What is a fund manager?
Investment funds help multiple investors benefit from economies of scale that can generate higher returns. A fund manager is a specialised financial manager responsible for making sure that accurate accounting records are kept for investment funds. You could also be involved with implementing investment strategies and managing trading activities.
This high profile financial services role is most commonly available in private equity companies.
How do I achieve it?
Entry positions in the fund accounting industry are available for graduates, although employers will expect fund managers to be qualified and a member of a professional accountancy body such as ACCA. Accountants already working in more junior or general roles can research the benefits of upskilling to help them focus their skills to secure a specialised role such as fund management.
Students interested in a career in fund management will find the following ACCA Strategic Professional Options exams extremely valuable:
- Advanced Financial Management (AFM)
- Advanced Taxation (ATX)
Frequently asked questions
Funds management is generally not an entry-level role.

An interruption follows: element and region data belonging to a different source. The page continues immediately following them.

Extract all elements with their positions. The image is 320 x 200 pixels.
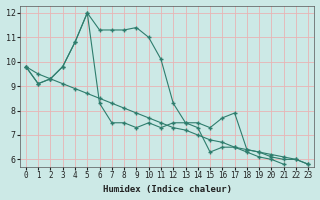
X-axis label: Humidex (Indice chaleur): Humidex (Indice chaleur): [103, 185, 232, 194]
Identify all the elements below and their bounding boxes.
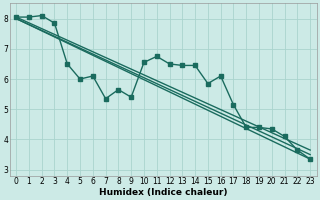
- X-axis label: Humidex (Indice chaleur): Humidex (Indice chaleur): [99, 188, 228, 197]
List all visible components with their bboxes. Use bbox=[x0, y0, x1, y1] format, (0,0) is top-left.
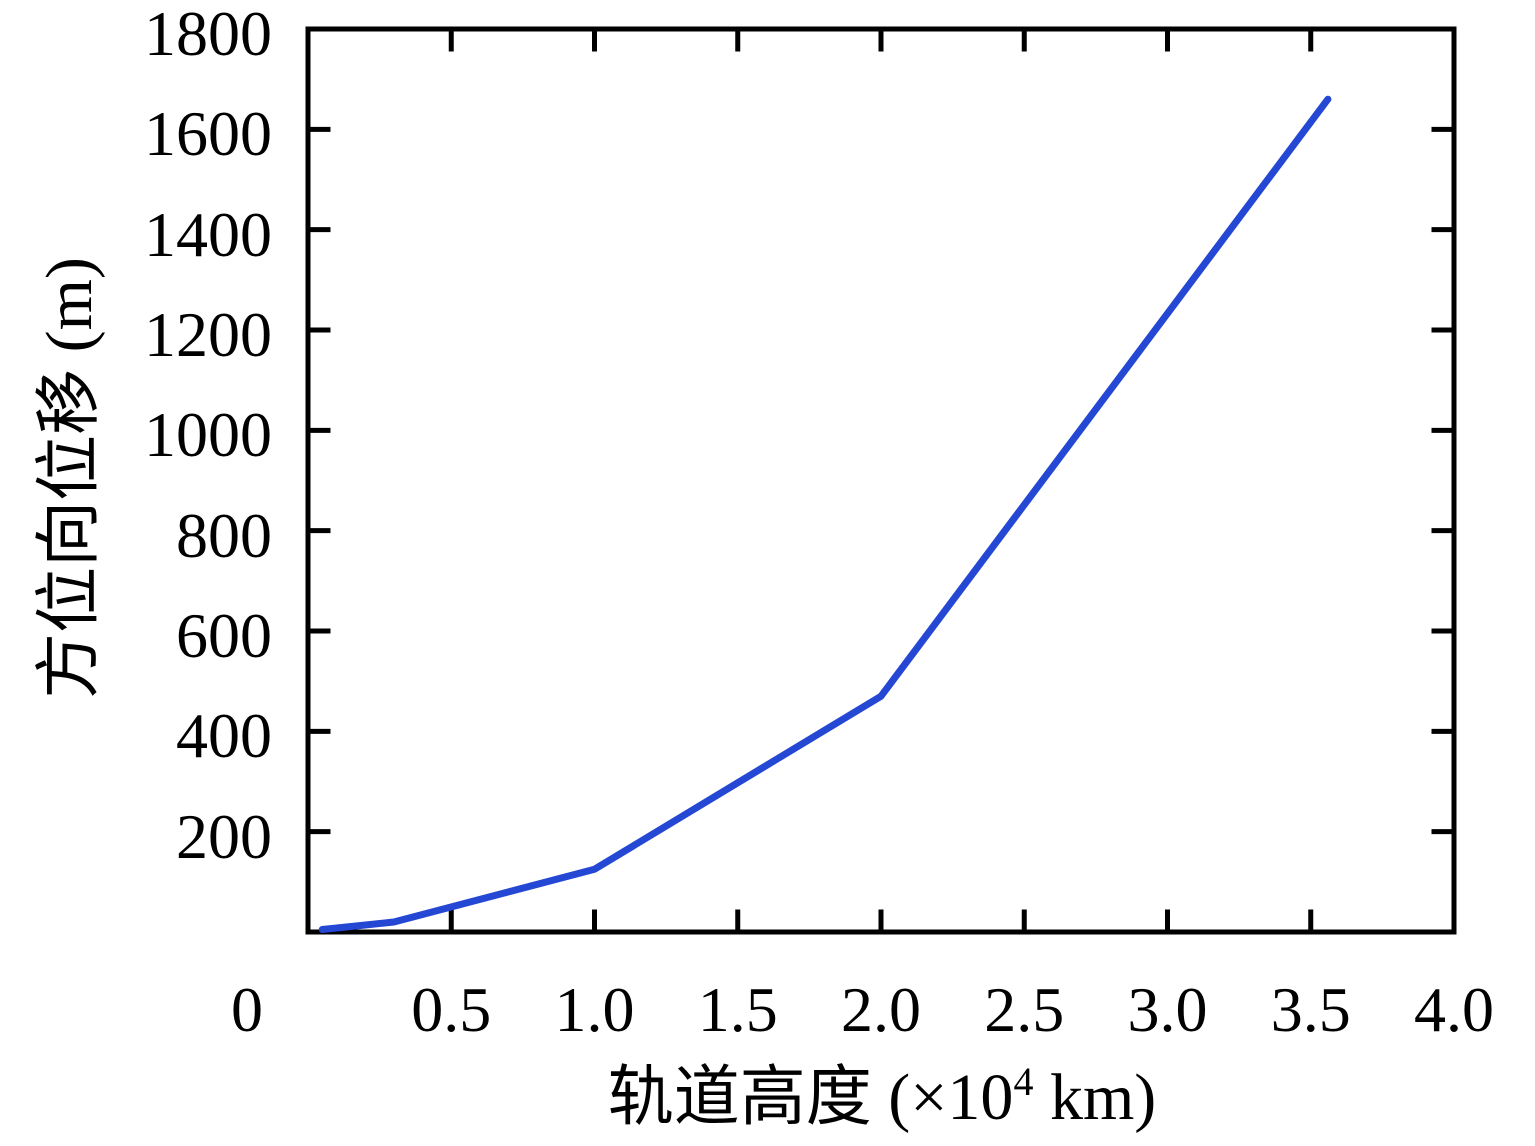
x-tick-label: 4.0 bbox=[1414, 974, 1494, 1045]
x-axis-title-suffix: km) bbox=[1033, 1061, 1157, 1134]
x-tick-label: 2.5 bbox=[984, 974, 1065, 1045]
y-tick-label: 400 bbox=[176, 700, 272, 772]
y-tick-label: 1400 bbox=[144, 198, 272, 270]
series-line-azimuth-displacement bbox=[318, 95, 1332, 933]
x-tick-label: 0 bbox=[231, 974, 263, 1045]
y-tick-label: 600 bbox=[176, 600, 272, 671]
y-tick-label: 1200 bbox=[144, 299, 272, 370]
x-axis-title: 轨道高度 (×104 km) bbox=[608, 1058, 1157, 1138]
x-tick-label: 0.5 bbox=[411, 974, 492, 1045]
y-tick-label: 1800 bbox=[144, 0, 272, 69]
x-axis-title-prefix: 轨道高度 (×10 bbox=[607, 1061, 1014, 1134]
y-tick-label: 1600 bbox=[144, 98, 272, 170]
plot-border bbox=[305, 26, 1457, 935]
x-axis-title-exponent: 4 bbox=[1013, 1059, 1034, 1104]
x-tick-label: 3.0 bbox=[1127, 974, 1208, 1045]
axis-ticks bbox=[310, 31, 1452, 930]
x-tick-label: 2.0 bbox=[841, 974, 921, 1045]
y-tick-label: 1000 bbox=[144, 399, 272, 471]
data-line bbox=[318, 95, 1332, 933]
plot-frame bbox=[305, 26, 1457, 935]
y-tick-label: 200 bbox=[176, 800, 272, 872]
y-tick-label: 800 bbox=[176, 499, 272, 571]
x-tick-label: 3.5 bbox=[1270, 974, 1351, 1045]
x-tick-label: 1.5 bbox=[697, 974, 778, 1045]
y-axis-title: 方位向位移 (m) bbox=[33, 257, 106, 699]
x-tick-label: 1.0 bbox=[554, 974, 635, 1045]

Most professionals enter through graduate schemes or junior finance roles and progress into funds management after gaining experience in investment analysis, finance, or accounting.
Funds management is highly analytical. It involves evaluating financial data, market trends, economic indicators, and company performance to make informed investment decisions and optimise returns.
Yes, funds managers often work globally. Many manage international portfolios and consider global markets, currencies, and economic conditions when making investment decisions.
Relevant qualifications include degrees in finance, economics, or accounting, as well as professional qualifications such as CFA, ACA, ACCA, or CIMA. The ACCA Qualification is a strong foundation for developing accounting, financial reporting, and analytical skills that can support progression into funds and investment management roles. Strong numerical and analytical skills are essential.
Funds management is more finance and investment-focused than traditional accounting, but modern accountants play an increasingly broad role across both disciplines. The ACCA Qualification reflects this by developing strong technical accounting, financial reporting, and analytical skills that are widely used in finance, business decision-making, and investment-focused roles.
Funds managers are typically employed in asset management firms, investment banks, pension funds, insurance companies, hedge funds, and wealth management organisations.
Funds managers manage risk by diversifying portfolios, analysing market volatility, using financial models, and adjusting asset allocations based on economic conditions and investment objectives.
Students can start preparing early by studying finance or accounting, securing apprenticeships or internships, and building analytical skills. Entry into funds management usually comes after early-career roles in investment analysis, banking, or accounting.